Risk-Adjusted Performance

Insignificant

 
Weak
 
Strong
Compared to the overall equity markets, risk-adjusted returns on investments in WK Kellogg Co are ranked lower than 4 (%) of all global equities and portfolios over the last 90 days. Despite nearly weak essential indicators, WK Kellogg may actually be approaching a critical reversion point that can send shares even higher in April 2025.

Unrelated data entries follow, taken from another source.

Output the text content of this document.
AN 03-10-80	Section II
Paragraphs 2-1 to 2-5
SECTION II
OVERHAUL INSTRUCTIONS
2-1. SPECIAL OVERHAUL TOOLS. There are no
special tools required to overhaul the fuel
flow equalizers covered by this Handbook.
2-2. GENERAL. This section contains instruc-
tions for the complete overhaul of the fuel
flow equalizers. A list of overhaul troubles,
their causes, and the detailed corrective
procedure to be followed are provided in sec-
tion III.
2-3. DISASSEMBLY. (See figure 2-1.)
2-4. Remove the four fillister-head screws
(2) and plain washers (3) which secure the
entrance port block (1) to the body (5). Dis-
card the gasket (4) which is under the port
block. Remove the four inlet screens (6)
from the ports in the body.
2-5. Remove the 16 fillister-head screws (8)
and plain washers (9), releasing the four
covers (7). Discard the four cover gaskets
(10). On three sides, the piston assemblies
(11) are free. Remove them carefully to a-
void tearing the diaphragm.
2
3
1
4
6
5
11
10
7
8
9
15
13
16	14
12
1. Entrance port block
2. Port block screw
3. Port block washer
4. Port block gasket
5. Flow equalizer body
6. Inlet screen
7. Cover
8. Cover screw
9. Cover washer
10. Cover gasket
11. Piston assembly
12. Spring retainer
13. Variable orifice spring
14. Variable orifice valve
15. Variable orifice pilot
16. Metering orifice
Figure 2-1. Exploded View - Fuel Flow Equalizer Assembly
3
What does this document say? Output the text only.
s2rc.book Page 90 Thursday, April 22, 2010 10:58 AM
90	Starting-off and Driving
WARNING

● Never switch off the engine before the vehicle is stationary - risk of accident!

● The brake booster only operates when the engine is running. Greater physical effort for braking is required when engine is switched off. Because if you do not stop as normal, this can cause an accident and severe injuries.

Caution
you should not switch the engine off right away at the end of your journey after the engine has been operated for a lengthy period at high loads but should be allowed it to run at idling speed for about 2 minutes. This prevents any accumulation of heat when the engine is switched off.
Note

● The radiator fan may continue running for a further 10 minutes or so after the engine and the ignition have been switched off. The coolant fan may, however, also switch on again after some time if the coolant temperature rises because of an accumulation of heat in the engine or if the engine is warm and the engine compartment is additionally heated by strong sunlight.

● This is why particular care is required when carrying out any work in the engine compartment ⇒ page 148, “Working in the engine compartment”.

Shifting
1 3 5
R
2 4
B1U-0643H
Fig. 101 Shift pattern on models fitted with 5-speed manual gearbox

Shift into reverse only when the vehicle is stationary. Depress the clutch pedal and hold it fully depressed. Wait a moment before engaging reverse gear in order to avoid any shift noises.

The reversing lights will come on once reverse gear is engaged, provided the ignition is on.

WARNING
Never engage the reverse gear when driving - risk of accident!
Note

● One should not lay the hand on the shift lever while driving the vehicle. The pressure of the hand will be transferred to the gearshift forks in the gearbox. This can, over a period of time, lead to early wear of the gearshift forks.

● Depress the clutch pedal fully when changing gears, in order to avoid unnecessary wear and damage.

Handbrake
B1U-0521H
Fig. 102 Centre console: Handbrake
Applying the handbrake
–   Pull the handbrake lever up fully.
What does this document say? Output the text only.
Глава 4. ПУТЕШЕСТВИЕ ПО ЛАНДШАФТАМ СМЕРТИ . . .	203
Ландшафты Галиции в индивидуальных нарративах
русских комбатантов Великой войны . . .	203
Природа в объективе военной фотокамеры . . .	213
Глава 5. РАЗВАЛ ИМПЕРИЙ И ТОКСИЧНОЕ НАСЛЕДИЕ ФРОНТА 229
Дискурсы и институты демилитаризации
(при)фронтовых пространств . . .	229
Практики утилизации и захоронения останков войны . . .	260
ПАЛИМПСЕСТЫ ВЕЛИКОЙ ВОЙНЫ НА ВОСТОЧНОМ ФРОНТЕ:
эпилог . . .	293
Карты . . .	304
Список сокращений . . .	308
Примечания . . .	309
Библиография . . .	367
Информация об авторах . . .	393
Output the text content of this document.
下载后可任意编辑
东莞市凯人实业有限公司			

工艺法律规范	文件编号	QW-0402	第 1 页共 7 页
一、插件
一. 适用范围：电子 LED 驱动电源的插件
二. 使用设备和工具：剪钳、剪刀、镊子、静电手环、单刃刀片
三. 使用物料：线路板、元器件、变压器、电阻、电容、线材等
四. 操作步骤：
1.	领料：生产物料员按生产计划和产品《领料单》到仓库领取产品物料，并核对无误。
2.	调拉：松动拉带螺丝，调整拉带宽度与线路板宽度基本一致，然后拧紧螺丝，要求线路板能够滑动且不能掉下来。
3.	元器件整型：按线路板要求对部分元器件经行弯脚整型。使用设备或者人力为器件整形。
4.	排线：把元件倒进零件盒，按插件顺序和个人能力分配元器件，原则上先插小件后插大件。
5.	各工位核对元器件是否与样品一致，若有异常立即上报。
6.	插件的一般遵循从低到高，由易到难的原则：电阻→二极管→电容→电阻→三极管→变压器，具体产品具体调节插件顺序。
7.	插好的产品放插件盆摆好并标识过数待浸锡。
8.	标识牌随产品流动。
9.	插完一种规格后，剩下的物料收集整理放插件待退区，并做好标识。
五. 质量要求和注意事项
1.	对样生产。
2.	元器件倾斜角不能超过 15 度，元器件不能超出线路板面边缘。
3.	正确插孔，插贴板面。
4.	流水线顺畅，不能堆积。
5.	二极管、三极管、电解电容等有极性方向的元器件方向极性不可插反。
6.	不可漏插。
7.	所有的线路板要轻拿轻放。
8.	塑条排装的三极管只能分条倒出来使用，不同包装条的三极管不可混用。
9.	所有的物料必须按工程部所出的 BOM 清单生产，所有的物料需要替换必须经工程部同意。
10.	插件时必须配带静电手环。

CAPITAL and WK Kellogg Volatility Contrast

   Predicted Return Density   
       Returns  

Pair Trading with CAPITAL and WK Kellogg

The main advantage of trading using opposite CAPITAL and WK Kellogg positions is that it hedges away some unsystematic risk. Because of two separate transactions, even if CAPITAL position performs unexpectedly, WK Kellogg can make up some of the losses. Pair trading also minimizes risk from directional movements in the market. For example, if an entire industry or sector drops because of unexpected headlines, the short position in WK Kellogg will offset losses from the drop in WK Kellogg's long position.
The idea behind CAPITAL ONE FINANCIAL and WK Kellogg Co pairs trading is to make the combined position market-neutral, meaning the overall market's direction will not affect its win or loss (or potential downside or upside). This can be achieved by designing a pairs trade with two highly correlated stocks or equities that operate in a similar space or sector, making it possible to obtain profits through simple and relatively low-risk investment.
Check out your portfolio center.
Note that this page's information should be used as a complementary analysis to find the right mix of equity instruments to add to your existing portfolios or create a brand new portfolio. You can also try the Competition Analyzer module to analyze and compare many basic indicators for a group of related or unrelated entities.